Ultrasound contrast microbubbles targeted to tumor angiogenesis specifically bind tumor-derived endothelial cells

Angiogenesis is a key phenomenon in the continued growth of clinically-significant tumors. Endothelial cells (ECs) of tumor vasculature are phenotypically dissimilar from those in normal tissues, and are characterized by altered expression of molecular markers on the EC surface. Various peptides have been identified that specifically bind to tumor angiogenic endothelium, including the tripeptide Arg-Arg-Leu (MW3).

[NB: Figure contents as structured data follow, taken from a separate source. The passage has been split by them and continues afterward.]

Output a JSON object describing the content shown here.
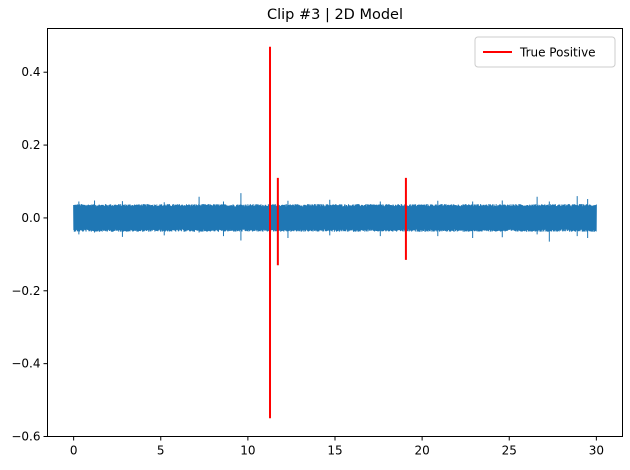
{
  "chart_data": {
    "type": "line",
    "title": "Clip #3 | 2D Model",
    "xlabel": "",
    "ylabel": "",
    "xlim": [
      -1.5,
      31.5
    ],
    "ylim": [
      -0.6,
      0.52
    ],
    "x_ticks": [
      0,
      5,
      10,
      15,
      20,
      25,
      30
    ],
    "y_ticks": [
      -0.6,
      -0.4,
      -0.2,
      0.0,
      0.2,
      0.4
    ],
    "x_tick_labels": [
      "0",
      "5",
      "10",
      "15",
      "20",
      "25",
      "30"
    ],
    "y_tick_labels": [
      "−0.6",
      "−0.4",
      "−0.2",
      "0.0",
      "0.2",
      "0.4"
    ],
    "grid": false,
    "legend_position": "top-right",
    "series": [
      {
        "kind": "noise-signal",
        "color": "#1f77b4",
        "x_range": [
          0,
          30
        ],
        "band_amplitude": 0.038,
        "peaks": [
          {
            "x": 0.3,
            "hi": 0.045,
            "lo": -0.045
          },
          {
            "x": 1.2,
            "hi": 0.048,
            "lo": -0.04
          },
          {
            "x": 2.8,
            "hi": 0.046,
            "lo": -0.052
          },
          {
            "x": 5.2,
            "hi": 0.043,
            "lo": -0.048
          },
          {
            "x": 7.2,
            "hi": 0.058,
            "lo": -0.04
          },
          {
            "x": 8.6,
            "hi": 0.045,
            "lo": -0.05
          },
          {
            "x": 9.6,
            "hi": 0.068,
            "lo": -0.062
          },
          {
            "x": 12.3,
            "hi": 0.047,
            "lo": -0.055
          },
          {
            "x": 14.7,
            "hi": 0.05,
            "lo": -0.048
          },
          {
            "x": 17.6,
            "hi": 0.045,
            "lo": -0.05
          },
          {
            "x": 20.9,
            "hi": 0.047,
            "lo": -0.05
          },
          {
            "x": 22.9,
            "hi": 0.045,
            "lo": -0.055
          },
          {
            "x": 24.6,
            "hi": 0.048,
            "lo": -0.053
          },
          {
            "x": 26.6,
            "hi": 0.058,
            "lo": -0.045
          },
          {
            "x": 27.3,
            "hi": 0.045,
            "lo": -0.065
          },
          {
            "x": 28.9,
            "hi": 0.06,
            "lo": -0.05
          },
          {
            "x": 29.5,
            "hi": 0.052,
            "lo": -0.055
          }
        ]
      },
      {
        "name": "True Positive",
        "kind": "vertical-segments",
        "color": "#ff0000",
        "segments": [
          {
            "x": 11.27,
            "y_min": -0.55,
            "y_max": 0.47
          },
          {
            "x": 11.72,
            "y_min": -0.13,
            "y_max": 0.11
          },
          {
            "x": 19.07,
            "y_min": -0.115,
            "y_max": 0.11
          }
        ]
      }
    ]
  },
  "legend": {
    "entries": [
      {
        "label": "True Positive",
        "color": "#ff0000"
      }
    ]
  }
}
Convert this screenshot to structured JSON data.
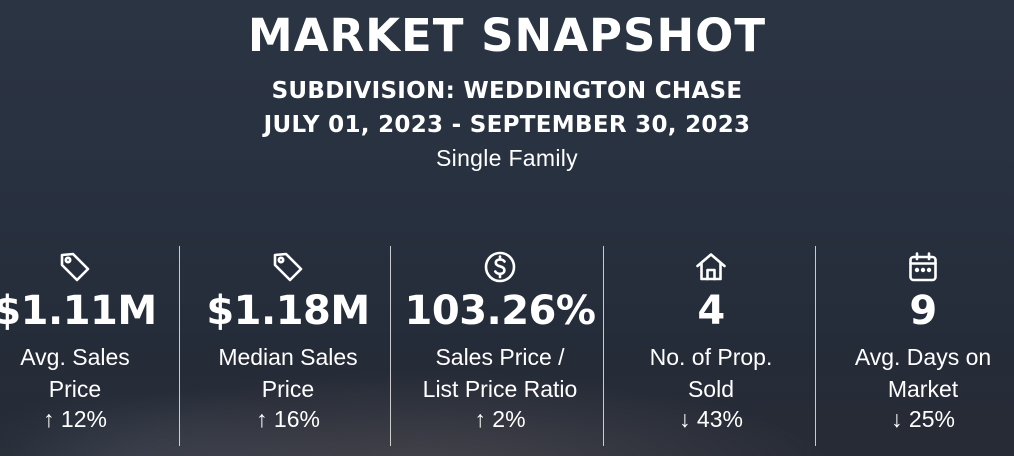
{
  "header": {
    "title": "MARKET SNAPSHOT",
    "subdivision": "SUBDIVISION: WEDDINGTON CHASE",
    "date_range": "JULY 01, 2023 - SEPTEMBER 30, 2023",
    "property_type": "Single Family"
  },
  "stats": [
    {
      "icon": "price-tag-icon",
      "value": "$1.11M",
      "label_line1": "Avg. Sales",
      "label_line2": "Price",
      "change": "↑ 12%"
    },
    {
      "icon": "price-tag-icon",
      "value": "$1.18M",
      "label_line1": "Median Sales",
      "label_line2": "Price",
      "change": "↑ 16%"
    },
    {
      "icon": "dollar-circle-icon",
      "value": "103.26%",
      "label_line1": "Sales Price /",
      "label_line2": "List Price Ratio",
      "change": "↑ 2%"
    },
    {
      "icon": "house-icon",
      "value": "4",
      "label_line1": "No. of Prop.",
      "label_line2": "Sold",
      "change": "↓ 43%"
    },
    {
      "icon": "calendar-icon",
      "value": "9",
      "label_line1": "Avg. Days on",
      "label_line2": "Market",
      "change": "↓ 25%"
    }
  ],
  "colors": {
    "text": "#ffffff",
    "background": "#283140"
  }
}
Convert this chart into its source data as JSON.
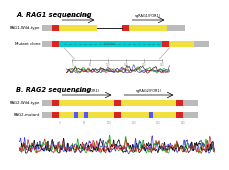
{
  "title_A": "A. RAG1 sequencing",
  "title_B": "B. RAG2 sequencing",
  "title_fontsize": 4.8,
  "bg_color": "#ffffff",
  "label_fontsize": 2.8,
  "anno_fontsize": 2.5,
  "seq_fontsize": 2.2,
  "row_A_wt_label": "RAG1-Wild-type",
  "row_A_mut_label": "Mutant clone",
  "row_B_wt_label": "RAG2-Wild-type",
  "row_B_mut_label": "RAG2-mutant",
  "sgRNA_A_left": "sgRAG1(FOR1)",
  "sgRNA_A_right": "sgRAG1(FOR1)",
  "sgRNA_B_left": "sgRAG2(FOR1)",
  "sgRNA_B_right": "sgRAG2(FOR1)",
  "yellow": "#f0e040",
  "red": "#dd2222",
  "cyan": "#00d0d0",
  "blue_mark": "#5555ff",
  "green": "#00aa00",
  "blue_chrom": "#3333cc",
  "red_chrom": "#cc2222",
  "black": "#000000",
  "gray": "#999999",
  "light_gray": "#bbbbbb",
  "dark_gray": "#555555"
}
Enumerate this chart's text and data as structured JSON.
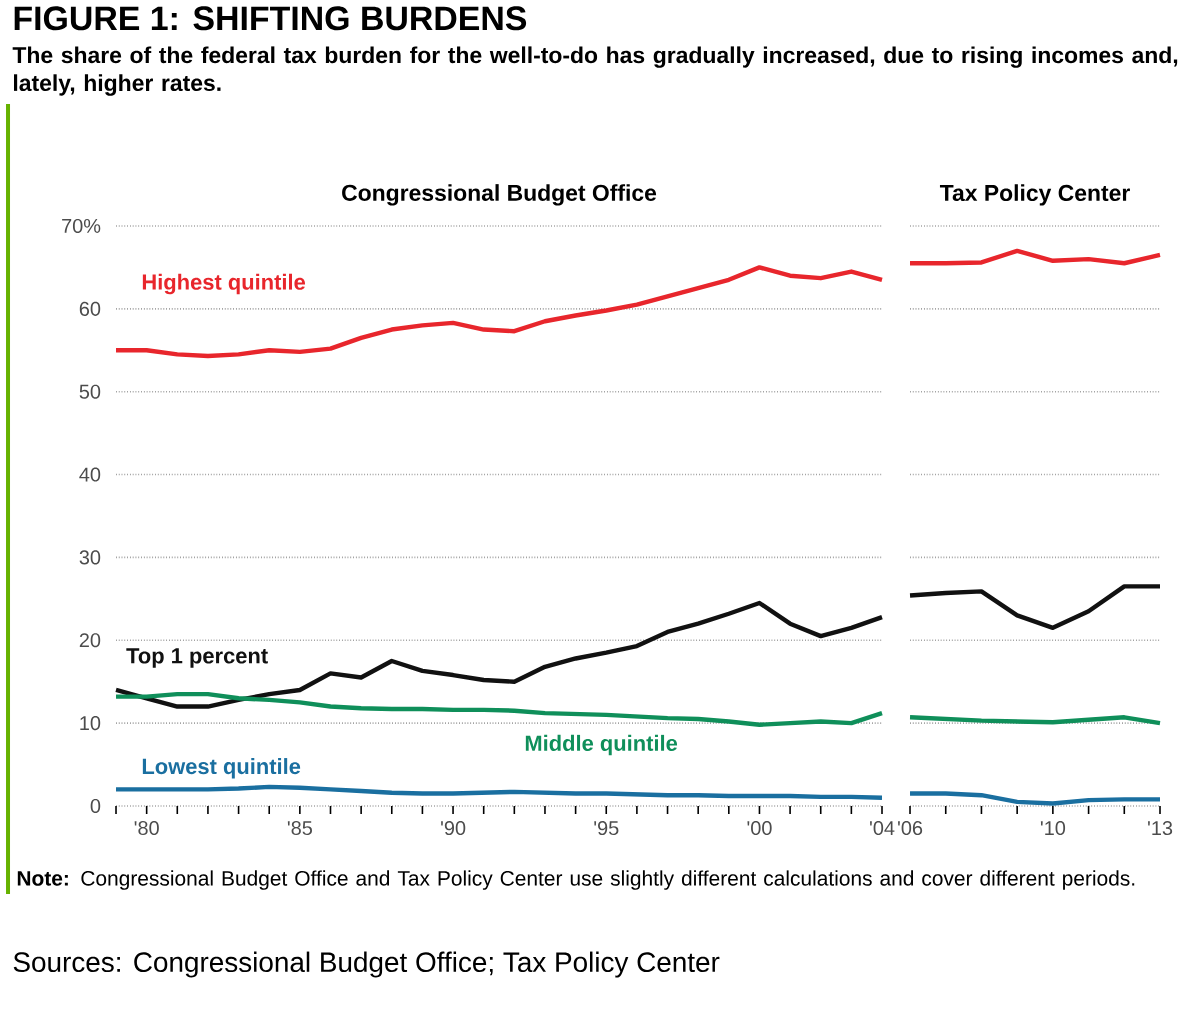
{
  "chart_data": [
    {
      "type": "line",
      "title": "FIGURE 1: SHIFTING BURDENS",
      "subtitle": "The share of the federal tax burden for the well-to-do has gradually increased, due to rising incomes and, lately, higher rates.",
      "annotations": [
        "Congressional Budget Office",
        "**Note:** Congressional Budget Office and Tax Policy Center use slightly different calculations and cover different periods.",
        "Sources: Congressional Budget Office; Tax Policy Center"
      ],
      "x": [
        1979,
        1980,
        1981,
        1982,
        1983,
        1984,
        1985,
        1986,
        1987,
        1988,
        1989,
        1990,
        1991,
        1992,
        1993,
        1994,
        1995,
        1996,
        1997,
        1998,
        1999,
        2000,
        2001,
        2002,
        2003,
        2004
      ],
      "series": [
        {
          "name": "Highest quintile",
          "color": "#e8262c",
          "values": [
            55,
            55,
            54.5,
            54.3,
            54.5,
            55,
            54.8,
            55.2,
            56.5,
            57.5,
            58,
            58.3,
            57.5,
            57.3,
            58.5,
            59.2,
            59.8,
            60.5,
            61.5,
            62.5,
            63.5,
            65,
            64,
            63.7,
            64.5,
            63.5
          ]
        },
        {
          "name": "Top 1 percent",
          "color": "#111111",
          "values": [
            14,
            13,
            12,
            12,
            12.8,
            13.5,
            14,
            16,
            15.5,
            17.5,
            16.3,
            15.8,
            15.2,
            15,
            16.8,
            17.8,
            18.5,
            19.3,
            21,
            22,
            23.2,
            24.5,
            22,
            20.5,
            21.5,
            22.8
          ]
        },
        {
          "name": "Middle quintile",
          "color": "#0f8f5a",
          "values": [
            13.2,
            13.2,
            13.5,
            13.5,
            13,
            12.8,
            12.5,
            12,
            11.8,
            11.7,
            11.7,
            11.6,
            11.6,
            11.5,
            11.2,
            11.1,
            11,
            10.8,
            10.6,
            10.5,
            10.2,
            9.8,
            10,
            10.2,
            10,
            11.2
          ]
        },
        {
          "name": "Lowest quintile",
          "color": "#1a6fa0",
          "values": [
            2,
            2,
            2,
            2,
            2.1,
            2.3,
            2.2,
            2,
            1.8,
            1.6,
            1.5,
            1.5,
            1.6,
            1.7,
            1.6,
            1.5,
            1.5,
            1.4,
            1.3,
            1.3,
            1.2,
            1.2,
            1.2,
            1.1,
            1.1,
            1
          ]
        }
      ],
      "xlim": [
        1979,
        2004
      ],
      "ylim": [
        0,
        70
      ],
      "xticks": [
        {
          "value": 1979,
          "label": null
        },
        {
          "value": 1980,
          "label": "'80"
        },
        {
          "value": 1981,
          "label": null
        },
        {
          "value": 1982,
          "label": null
        },
        {
          "value": 1983,
          "label": null
        },
        {
          "value": 1984,
          "label": null
        },
        {
          "value": 1985,
          "label": "'85"
        },
        {
          "value": 1986,
          "label": null
        },
        {
          "value": 1987,
          "label": null
        },
        {
          "value": 1988,
          "label": null
        },
        {
          "value": 1989,
          "label": null
        },
        {
          "value": 1990,
          "label": "'90"
        },
        {
          "value": 1991,
          "label": null
        },
        {
          "value": 1992,
          "label": null
        },
        {
          "value": 1993,
          "label": null
        },
        {
          "value": 1994,
          "label": null
        },
        {
          "value": 1995,
          "label": "'95"
        },
        {
          "value": 1996,
          "label": null
        },
        {
          "value": 1997,
          "label": null
        },
        {
          "value": 1998,
          "label": null
        },
        {
          "value": 1999,
          "label": null
        },
        {
          "value": 2000,
          "label": "'00"
        },
        {
          "value": 2001,
          "label": null
        },
        {
          "value": 2002,
          "label": null
        },
        {
          "value": 2003,
          "label": null
        },
        {
          "value": 2004,
          "label": "'04"
        }
      ],
      "yticks": [
        0,
        10,
        20,
        30,
        40,
        50,
        60,
        {
          "value": 70,
          "label": "70%"
        }
      ],
      "grid": "y",
      "legend": false,
      "marker": "none",
      "line_style": "solid"
    },
    {
      "type": "line",
      "title": "Tax Policy Center",
      "x": [
        2006,
        2007,
        2008,
        2009,
        2010,
        2011,
        2012,
        2013
      ],
      "series": [
        {
          "color": "#e8262c",
          "values": [
            65.5,
            65.5,
            65.6,
            67,
            65.8,
            66,
            65.5,
            66.5
          ]
        },
        {
          "color": "#111111",
          "values": [
            25.4,
            25.7,
            25.9,
            23,
            21.5,
            23.5,
            26.5,
            26.5
          ]
        },
        {
          "color": "#0f8f5a",
          "values": [
            10.7,
            10.5,
            10.3,
            10.2,
            10.1,
            10.4,
            10.7,
            10
          ]
        },
        {
          "color": "#1a6fa0",
          "values": [
            1.5,
            1.5,
            1.3,
            0.5,
            0.3,
            0.7,
            0.8,
            0.8
          ]
        }
      ],
      "xlim": [
        2006,
        2013
      ],
      "ylim": [
        0,
        70
      ],
      "xticks": [
        {
          "value": 2006,
          "label": "'06"
        },
        {
          "value": 2007,
          "label": null
        },
        {
          "value": 2008,
          "label": null
        },
        {
          "value": 2009,
          "label": null
        },
        {
          "value": 2010,
          "label": "'10"
        },
        {
          "value": 2011,
          "label": null
        },
        {
          "value": 2012,
          "label": null
        },
        {
          "value": 2013,
          "label": "'13"
        }
      ],
      "yticks": [
        0,
        10,
        20,
        30,
        40,
        50,
        60,
        70
      ],
      "tick_labels": "x",
      "grid": "y",
      "legend": false,
      "marker": "none",
      "line_style": "solid"
    }
  ]
}
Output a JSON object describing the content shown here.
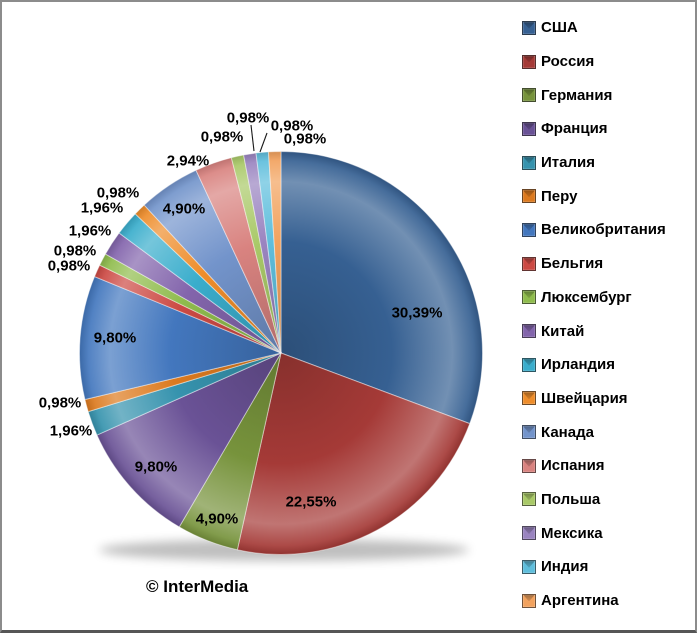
{
  "watermark": "© InterMedia",
  "chart_data": {
    "type": "pie",
    "title": "",
    "legend_position": "right",
    "direction": "clockwise",
    "start_angle": "top",
    "categories": [
      "США",
      "Россия",
      "Германия",
      "Франция",
      "Италия",
      "Перу",
      "Великобритания",
      "Бельгия",
      "Люксембург",
      "Китай",
      "Ирландия",
      "Швейцария",
      "Канада",
      "Испания",
      "Польша",
      "Мексика",
      "Индия",
      "Аргентина"
    ],
    "values": [
      30.39,
      22.55,
      4.9,
      9.8,
      1.96,
      0.98,
      9.8,
      0.98,
      0.98,
      1.96,
      1.96,
      0.98,
      4.9,
      2.94,
      0.98,
      0.98,
      0.98,
      0.98
    ],
    "value_labels": [
      "30,39%",
      "22,55%",
      "4,90%",
      "9,80%",
      "1,96%",
      "0,98%",
      "9,80%",
      "0,98%",
      "0,98%",
      "1,96%",
      "1,96%",
      "0,98%",
      "4,90%",
      "2,94%",
      "0,98%",
      "0,98%",
      "0,98%",
      "0,98%"
    ],
    "colors": [
      "#366092",
      "#A53A37",
      "#77933C",
      "#6A5296",
      "#3693AE",
      "#DC7A1F",
      "#4377BE",
      "#CC4A44",
      "#8FBC4D",
      "#8365AC",
      "#3AADCC",
      "#EE8D2B",
      "#7394CB",
      "#D98380",
      "#A9C968",
      "#9A84C0",
      "#5FBEDC",
      "#F2A25E"
    ]
  }
}
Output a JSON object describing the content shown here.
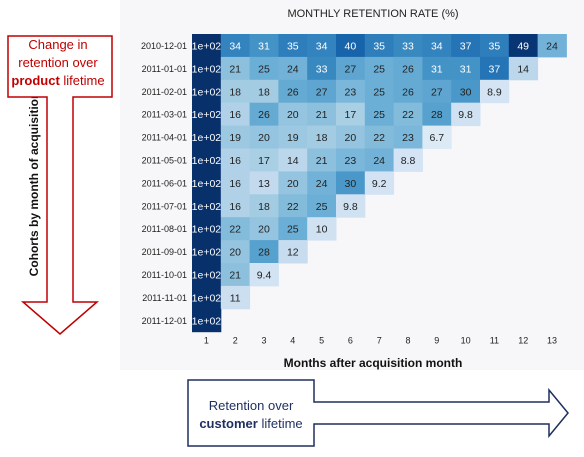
{
  "chart_data": {
    "type": "heatmap",
    "title": "MONTHLY RETENTION RATE (%)",
    "xlabel": "Months after acquisition month",
    "ylabel": "Cohorts by month of acquisition",
    "x": [
      1,
      2,
      3,
      4,
      5,
      6,
      7,
      8,
      9,
      10,
      11,
      12,
      13
    ],
    "y": [
      "2010-12-01",
      "2011-01-01",
      "2011-02-01",
      "2011-03-01",
      "2011-04-01",
      "2011-05-01",
      "2011-06-01",
      "2011-07-01",
      "2011-08-01",
      "2011-09-01",
      "2011-10-01",
      "2011-11-01",
      "2011-12-01"
    ],
    "first_column_label": "1e+02",
    "first_column_value": 100,
    "values": [
      [
        100,
        34,
        31,
        35,
        34,
        40,
        35,
        33,
        34,
        37,
        35,
        49,
        24
      ],
      [
        100,
        21,
        25,
        24,
        33,
        27,
        25,
        26,
        31,
        31,
        37,
        14,
        null
      ],
      [
        100,
        18,
        18,
        26,
        27,
        23,
        25,
        26,
        27,
        30,
        8.9,
        null,
        null
      ],
      [
        100,
        16,
        26,
        20,
        21,
        17,
        25,
        22,
        28,
        9.8,
        null,
        null,
        null
      ],
      [
        100,
        19,
        20,
        19,
        18,
        20,
        22,
        23,
        6.7,
        null,
        null,
        null,
        null
      ],
      [
        100,
        16,
        17,
        14,
        21,
        23,
        24,
        8.8,
        null,
        null,
        null,
        null,
        null
      ],
      [
        100,
        16,
        13,
        20,
        24,
        30,
        9.2,
        null,
        null,
        null,
        null,
        null,
        null
      ],
      [
        100,
        16,
        18,
        22,
        25,
        9.8,
        null,
        null,
        null,
        null,
        null,
        null,
        null
      ],
      [
        100,
        22,
        20,
        25,
        10,
        null,
        null,
        null,
        null,
        null,
        null,
        null,
        null
      ],
      [
        100,
        20,
        28,
        12,
        null,
        null,
        null,
        null,
        null,
        null,
        null,
        null,
        null
      ],
      [
        100,
        21,
        9.4,
        null,
        null,
        null,
        null,
        null,
        null,
        null,
        null,
        null,
        null
      ],
      [
        100,
        11,
        null,
        null,
        null,
        null,
        null,
        null,
        null,
        null,
        null,
        null,
        null
      ],
      [
        100,
        null,
        null,
        null,
        null,
        null,
        null,
        null,
        null,
        null,
        null,
        null,
        null
      ]
    ],
    "colormap": "Blues",
    "color_range": [
      0,
      50
    ]
  },
  "annotations": {
    "product": {
      "line1": "Change in",
      "line2": "retention over",
      "line3_bold": "product",
      "line3_rest": " lifetime"
    },
    "customer": {
      "line1": "Retention over",
      "line2_bold": "customer",
      "line2_rest": " lifetime"
    }
  },
  "colors": {
    "product_arrow": "#c00000",
    "customer_arrow": "#1f2f5f"
  }
}
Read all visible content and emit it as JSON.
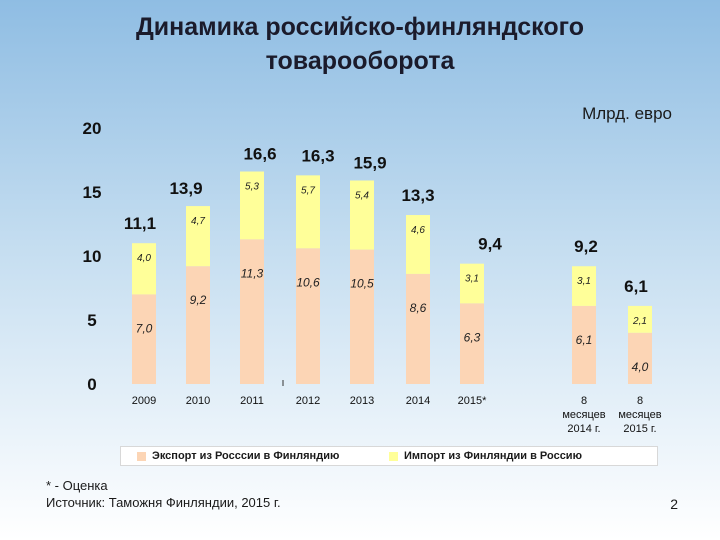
{
  "slide": {
    "title_line1": "Динамика российско-финляндского",
    "title_line2": "товарооборота",
    "unit": "Млрд. евро",
    "footnote": "* - Оценка",
    "source": "Источник: Таможня Финляндии, 2015 г.",
    "page_number": "2"
  },
  "chart_data": {
    "type": "bar",
    "stacked": true,
    "categories": [
      "2009",
      "2010",
      "2011",
      "2012",
      "2013",
      "2014",
      "2015*",
      "8 месяцев 2014 г.",
      "8 месяцев 2015 г."
    ],
    "category_label_lines": [
      [
        "2009"
      ],
      [
        "2010"
      ],
      [
        "2011"
      ],
      [
        "2012"
      ],
      [
        "2013"
      ],
      [
        "2014"
      ],
      [
        "2015*"
      ],
      [
        "8",
        "месяцев",
        "2014 г."
      ],
      [
        "8",
        "месяцев",
        "2015 г."
      ]
    ],
    "series": [
      {
        "name": "Экспорт из Россcии в Финляндию",
        "values": [
          7.0,
          9.2,
          11.3,
          10.6,
          10.5,
          8.6,
          6.3,
          6.1,
          4.0
        ],
        "labels": [
          "7,0",
          "9,2",
          "11,3",
          "10,6",
          "10,5",
          "8,6",
          "6,3",
          "6,1",
          "4,0"
        ],
        "color": "#fcd5b5"
      },
      {
        "name": "Импорт из Финляндии в Россию",
        "values": [
          4.0,
          4.7,
          5.3,
          5.7,
          5.4,
          4.6,
          3.1,
          3.1,
          2.1
        ],
        "labels": [
          "4,0",
          "4,7",
          "5,3",
          "5,7",
          "5,4",
          "4,6",
          "3,1",
          "3,1",
          "2,1"
        ],
        "color": "#ffff99"
      }
    ],
    "totals": [
      11.1,
      13.9,
      16.6,
      16.3,
      15.9,
      13.3,
      9.4,
      9.2,
      6.1
    ],
    "total_labels": [
      "11,1",
      "13,9",
      "16,6",
      "16,3",
      "15,9",
      "13,3",
      "9,4",
      "9,2",
      "6,1"
    ],
    "ylim": [
      0,
      20
    ],
    "yticks": [
      "0",
      "5",
      "10",
      "15",
      "20"
    ],
    "grid": false,
    "legend_position": "bottom"
  }
}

Previously, we have shown that lipid-based ultrasound contrast microbubbles (MBs) can be specifically targeted to EC inflammatory markers. Here, we hypothesized that MBs targeted via MW3 would specifically adhere to tumor angiogenic ECs in vitro. Microbubbles were conjugated via avidin/biotin bridging chemistry to cyclic peptides containing either MW3 or glycine control tripeptides. In a parallel plate chamber, MBs were perfused across coverslips of cultured human coronary artery ECs (HCAECs) or mouse tumor-derived ECs (TDECs) (3 min; wall shear rate 100s^-1) and washed. Adhesion to ECs was quantified in 20 random microscopic fields per coverslip. MW3-MB adherence was 3 to 6-fold greater than glycine-MB (p<0.01). MW3-MB adherence to TDECs was 3 times greater than to HCAECs (p<0.01). These data demonstrate that MW3-MBs specifically adhere to tumor angiogenic ECs in vitro, potentially offering a means for noninvasive functional imaging of tumor neovascularization and therapeutic tumor targeting.